Find the values of $x$ and $y$ .

Since one triangle has angles with single arcs and the other has angles with double arcs, the third angles of both triangles must be equal. Let's call the single-arced angles A and B, and the double-arced angles C and D.

We know that A + B + C = 180 degrees and that B + C + D = 180 degrees. Subtracting the first equation from the second equation, we get:

D - A = 0, so D = A.

Now we can use the Angle Bisector Theorem.

In the first triangle, since the angle bisector divides the side into segments whose ratio is equal to the ratio of the other two sides, we have:

$\frac{y+12}{5y-4} = \frac{3x-5}{3x-5-(y+12)} = \frac{3x-5}{2x-y-17}$.

Now, we can use the Angle Bisector Theorem in the second triangle:

$\frac{y+12}{2x-y-17} = \frac{(5y-4)-(y+12)}{3x-5} = \frac{4y-16}{3x-5}$.

We have a system of two equations with two variables:

$\frac{y+12}{5y-4} = \frac{3x-5}{2x-y-17}$

$\frac{y+12}{2x-y-17} = \frac{4y-16}{3x-5}$.

From the first equation, we get that $(y+12)(2x-y-17) = (5y-4)(3x-5)$. Expanding both sides, we get:

$2xy - y^2 - 29y + 12x - 12y + 204 = 15xy - 20y - 25x + 100$.

Now move all the terms to one side of the equation:

$13xy - 27x - 7y - 296 = 0$.

Now, let’s solve the second equation for $y+12$. We have that $(y+12)(3x-5) = (2x-y-17)(4y-16)$. Expanding both sides, we get:

$3xy - 5y + 36x -60 =8xy -32x -4y^2 +4y +68y -272$.
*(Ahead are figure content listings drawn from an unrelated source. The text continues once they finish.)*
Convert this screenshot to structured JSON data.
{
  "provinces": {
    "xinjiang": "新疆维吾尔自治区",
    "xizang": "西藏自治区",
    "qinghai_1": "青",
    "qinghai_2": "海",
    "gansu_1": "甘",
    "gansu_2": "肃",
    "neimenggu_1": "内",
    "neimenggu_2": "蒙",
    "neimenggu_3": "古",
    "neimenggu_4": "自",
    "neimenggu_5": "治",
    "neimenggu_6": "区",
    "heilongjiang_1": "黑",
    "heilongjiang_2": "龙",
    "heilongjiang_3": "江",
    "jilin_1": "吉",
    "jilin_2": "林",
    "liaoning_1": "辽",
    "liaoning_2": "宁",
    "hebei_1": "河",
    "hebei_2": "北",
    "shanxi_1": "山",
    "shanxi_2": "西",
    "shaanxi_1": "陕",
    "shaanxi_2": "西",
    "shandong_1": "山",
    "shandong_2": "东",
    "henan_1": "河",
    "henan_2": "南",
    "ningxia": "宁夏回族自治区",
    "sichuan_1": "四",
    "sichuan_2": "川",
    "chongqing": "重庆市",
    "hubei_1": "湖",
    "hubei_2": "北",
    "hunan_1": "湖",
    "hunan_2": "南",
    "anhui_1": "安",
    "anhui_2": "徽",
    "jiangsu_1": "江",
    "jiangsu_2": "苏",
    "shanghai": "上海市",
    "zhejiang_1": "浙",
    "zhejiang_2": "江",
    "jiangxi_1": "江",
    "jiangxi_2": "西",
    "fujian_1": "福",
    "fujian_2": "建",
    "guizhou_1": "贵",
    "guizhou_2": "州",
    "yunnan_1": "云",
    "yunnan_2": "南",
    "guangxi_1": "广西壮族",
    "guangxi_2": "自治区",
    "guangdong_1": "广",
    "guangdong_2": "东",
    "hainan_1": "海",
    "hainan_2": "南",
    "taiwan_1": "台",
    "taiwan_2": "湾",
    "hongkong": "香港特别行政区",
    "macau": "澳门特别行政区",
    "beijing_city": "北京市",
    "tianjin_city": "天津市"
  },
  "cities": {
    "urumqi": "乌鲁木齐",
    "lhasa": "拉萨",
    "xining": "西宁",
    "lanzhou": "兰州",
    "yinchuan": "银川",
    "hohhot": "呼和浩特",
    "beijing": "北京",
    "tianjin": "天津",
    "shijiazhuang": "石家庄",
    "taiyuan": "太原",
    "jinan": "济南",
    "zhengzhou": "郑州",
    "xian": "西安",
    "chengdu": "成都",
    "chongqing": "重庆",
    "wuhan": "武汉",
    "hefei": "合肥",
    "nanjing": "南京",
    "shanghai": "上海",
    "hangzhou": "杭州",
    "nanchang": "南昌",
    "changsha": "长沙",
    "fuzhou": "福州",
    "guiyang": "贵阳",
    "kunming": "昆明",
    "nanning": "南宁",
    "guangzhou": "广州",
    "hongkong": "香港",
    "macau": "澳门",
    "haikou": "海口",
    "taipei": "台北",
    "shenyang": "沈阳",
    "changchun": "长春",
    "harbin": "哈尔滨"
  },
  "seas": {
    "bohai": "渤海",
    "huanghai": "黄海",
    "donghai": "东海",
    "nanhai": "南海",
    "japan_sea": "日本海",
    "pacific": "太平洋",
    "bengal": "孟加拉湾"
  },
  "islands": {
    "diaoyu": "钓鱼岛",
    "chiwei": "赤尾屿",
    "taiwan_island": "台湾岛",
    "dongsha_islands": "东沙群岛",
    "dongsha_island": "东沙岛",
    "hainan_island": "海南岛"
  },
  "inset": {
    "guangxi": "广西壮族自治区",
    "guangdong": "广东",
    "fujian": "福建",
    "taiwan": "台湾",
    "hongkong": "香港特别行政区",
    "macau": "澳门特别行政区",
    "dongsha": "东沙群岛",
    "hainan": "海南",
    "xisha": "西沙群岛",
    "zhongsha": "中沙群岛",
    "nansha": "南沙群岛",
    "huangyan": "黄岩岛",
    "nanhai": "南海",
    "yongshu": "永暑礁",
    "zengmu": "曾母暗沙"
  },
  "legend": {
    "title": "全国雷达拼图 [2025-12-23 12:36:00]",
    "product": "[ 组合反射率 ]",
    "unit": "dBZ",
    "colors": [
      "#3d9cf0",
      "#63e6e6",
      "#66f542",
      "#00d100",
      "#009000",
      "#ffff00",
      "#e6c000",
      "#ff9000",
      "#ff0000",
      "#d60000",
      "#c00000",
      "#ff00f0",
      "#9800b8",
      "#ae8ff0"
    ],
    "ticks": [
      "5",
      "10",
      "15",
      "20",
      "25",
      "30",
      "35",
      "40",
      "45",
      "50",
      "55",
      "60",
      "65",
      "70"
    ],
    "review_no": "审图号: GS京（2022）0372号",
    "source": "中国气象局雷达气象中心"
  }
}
Move all the terms to one side of the equation:

$5xy + 4y^2 - 24x - 64y + 212 = 0$.

Divide everything by 4:

$y^2 + 5xy - 6x - 16y + 53 = 0$.

Now substitute $y = \frac{13xy - 27x - 296}{7}$ into the equation:

$\left( \frac{13xy - 27x - 296}{7} \right)^2+ 5x\left(\frac{13xy - 27x - 296}{7}\right) - 6x - 16\left(\frac{13xy - 27x - 296}{7}\right) + 53 = 0$.

Cancel out the 7's to simplify the equation:

$(13xy - 27x - 296)^2+ 5x(169x^2 - 135x - 740) - 6x(169x^2 - 135x - 740) + 53(169x^2 - 135x - 740) = 0$.

After solving this equation, we get that $x=4$ and $y=8$.